Journey into Ubuntu: Part 2 August 24, 2006Posted by rjdohnert in Reviews.
I have been putting Ubuntu through its paces lately to see if it could keep up with my busy, hectic lifestyle where I move from being stationary, at one place, and when I go mobile and access 7 different wireless networks. I also installed another Ubuntu test machine, a Compaq Deskpro, 1 ghz PC with 512 mb of RAM. I found out someone had put the SLED “Slab” packages out and had them available for this distro so I installed it on the Deskpro.
Its very reminicent of using SLED 10 especially when you use it all the time and while for a stationary desktop its nice to use, on a laptop its a different story. But you get the same functionality in some cases that you get with SLED 10, add the Clearlooks theme and you wouldnt know the difference.
The only problem is that the Ubuntu version, whether you have Beagle installed or not defaults to the standard GNOME search utility which kinda sucks. But as I have gotten Beagle to work on the Compaq and have only gotten Beagle to work half-assed on the IBM ThinkPad its not that bad.
So back to wireless and working with my busy life. First I needed to find a way to be able to mix and switch from network to network as I access at least 7 unique wireless networks in a day. I had to go and through synaptic get the network manager and GNOME version of Network-manager. Unlike Windows it doesnt come preinstalled. That utility made a hell of a difference.
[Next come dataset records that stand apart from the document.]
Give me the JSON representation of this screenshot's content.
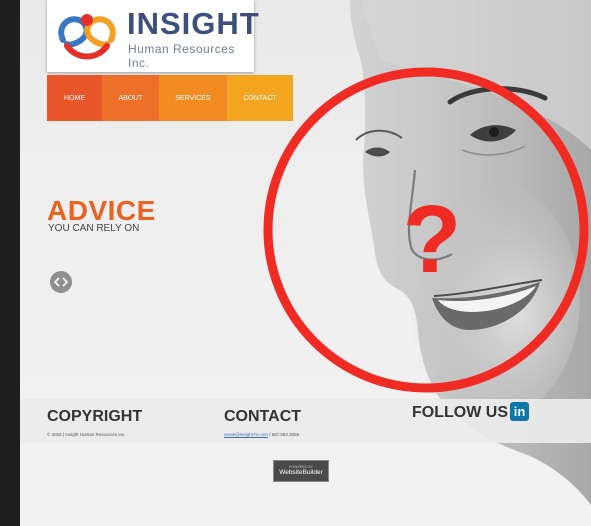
{
  "logo": {
    "title": "INSIGHT",
    "subtitle": "Human Resources Inc."
  },
  "nav": {
    "items": [
      {
        "label": "HOME",
        "color": "#e8562a"
      },
      {
        "label": "ABOUT",
        "color": "#ee6f28"
      },
      {
        "label": "SERVICES",
        "color": "#f28c22"
      },
      {
        "label": "CONTACT",
        "color": "#f4a51f"
      }
    ]
  },
  "hero": {
    "title": "ADVICE",
    "subtitle": "YOU CAN RELY ON"
  },
  "footer": {
    "copyright_heading": "COPYRIGHT",
    "copyright_text": "© 2018 | Insight Human Resources Inc.",
    "contact_heading": "CONTACT",
    "contact_email": "sarah@insight-hr.com",
    "contact_phone": " / 587.683.3059",
    "follow_heading": "FOLLOW US",
    "linkedin_label": "in"
  },
  "badge": {
    "top": "POWERED BY",
    "main": "WebsiteBuilder"
  },
  "overlay": {
    "mark": "?",
    "color": "#f02b24"
  }
}
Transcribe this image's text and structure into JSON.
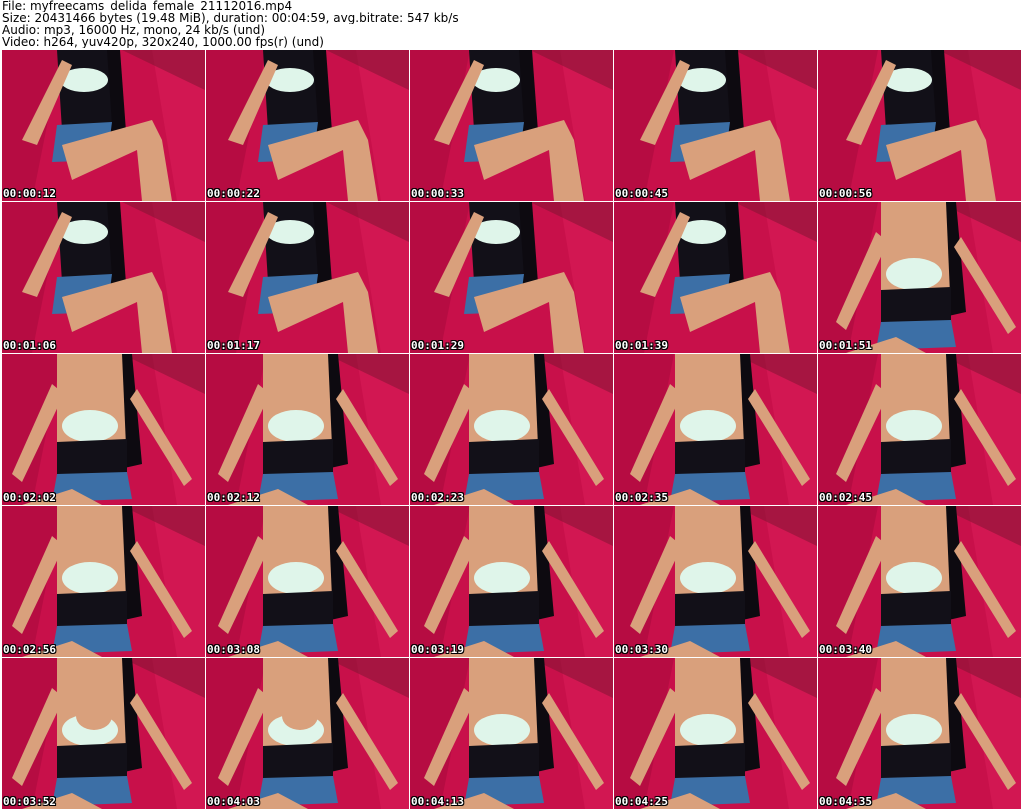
{
  "header": {
    "file_line": "File: myfreecams_delida_female_21112016.mp4",
    "size_line": "Size: 20431466 bytes (19.48 MiB), duration: 00:04:59, avg.bitrate: 547 kb/s",
    "audio_line": "Audio: mp3, 16000 Hz, mono, 24 kb/s (und)",
    "video_line": "Video: h264, yuv420p, 320x240, 1000.00 fps(r) (und)"
  },
  "colors": {
    "background": "#c8104a",
    "hair": "#0d0a10",
    "skin": "#d9a07c",
    "top": "#121018",
    "bra": "#dff5ea",
    "shorts": "#3c6fa6"
  },
  "thumbnails": [
    {
      "timestamp": "00:00:12",
      "pose": "seated-legs"
    },
    {
      "timestamp": "00:00:22",
      "pose": "seated-legs"
    },
    {
      "timestamp": "00:00:33",
      "pose": "seated-legs"
    },
    {
      "timestamp": "00:00:45",
      "pose": "seated-legs"
    },
    {
      "timestamp": "00:00:56",
      "pose": "seated-legs"
    },
    {
      "timestamp": "00:01:06",
      "pose": "seated-legs"
    },
    {
      "timestamp": "00:01:17",
      "pose": "seated-legs"
    },
    {
      "timestamp": "00:01:29",
      "pose": "seated-legs"
    },
    {
      "timestamp": "00:01:39",
      "pose": "seated-legs"
    },
    {
      "timestamp": "00:01:51",
      "pose": "arms-out"
    },
    {
      "timestamp": "00:02:02",
      "pose": "arms-out"
    },
    {
      "timestamp": "00:02:12",
      "pose": "arms-out"
    },
    {
      "timestamp": "00:02:23",
      "pose": "arms-out"
    },
    {
      "timestamp": "00:02:35",
      "pose": "arms-out"
    },
    {
      "timestamp": "00:02:45",
      "pose": "arms-out"
    },
    {
      "timestamp": "00:02:56",
      "pose": "arms-out"
    },
    {
      "timestamp": "00:03:08",
      "pose": "arms-out"
    },
    {
      "timestamp": "00:03:19",
      "pose": "arms-out"
    },
    {
      "timestamp": "00:03:30",
      "pose": "arms-out"
    },
    {
      "timestamp": "00:03:40",
      "pose": "arms-out"
    },
    {
      "timestamp": "00:03:52",
      "pose": "hand-chest"
    },
    {
      "timestamp": "00:04:03",
      "pose": "hand-chest"
    },
    {
      "timestamp": "00:04:13",
      "pose": "arms-out"
    },
    {
      "timestamp": "00:04:25",
      "pose": "arms-out"
    },
    {
      "timestamp": "00:04:35",
      "pose": "arms-out"
    }
  ]
}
I was able to switch and move between a ll the networks but 1 and even worked with my StarBucks T-Mobile account, since Im doing some freelance consulting work during my transition period only one of my clients networks wouldnt work with the Utility no matter how hard I tried and I had to go in and manually set the network up. Only in cases where I found myself in a Windows only network did I have some hinderances and when I had to use VS 2005 I had to use Windows. If the Mono project manages to get 100% compatibility with the .NET Framework it would be nice if the MonoDevelop IDE could import VS 2005 projects but thats unlikely to happen anytime soon.
I have hauled this laptop everywhere and have used it basically as my only desktop for a week and while yes, i do miss Windows — Alot and I miss BSD — Alot it wasnt painful and yes there are a few weak spots in Ubuntu that keeps me from recommending it for people who are less that very computer savvy. Linux has come a long way since I first started using the system all those years ago and yes progress is good. I still recommend Windows and Mac for the less tech users and if you are a very competent person Ubuntu would be a good choice.
Another downside I found with Ubuntu is one I find with most other Linux distros. The lack of quality in some of the applications like Beagle and F-Spot, these were not Canonicals fault as they arent included by default. Beagle as I stated only works half-way some of the time, F-Spot crashes on a regular basis. I find the Nautilus search fast enough for what I need it but Novell needs to work at making it stable and work flawlessly like WDS and Copernic do on Windows and as Picassa and the new Windows photo manager in Vista. It seems like Novell was in such a hurry to throw em out there to counter Microsofts offerings that they really didnt care how well the tools worked. If you are going to use Ubuntu, stay away from Beagle and F-Spot unless you just feel like getting frustrated.
Overall, a very good distro and worth taking the look at for the extremely tech savvy user or if you just want to learn Linux. Plenty of help resources for Ubuntu are available. It also depends on your line of work as well. If you are in desktop publishing, photography or multimedia you are probably better off with the Mac or Windows. But if you are into administrative tasks and are in a development environment there is no harm in exploring Ubuntu or any other Linux distro for that type of environment.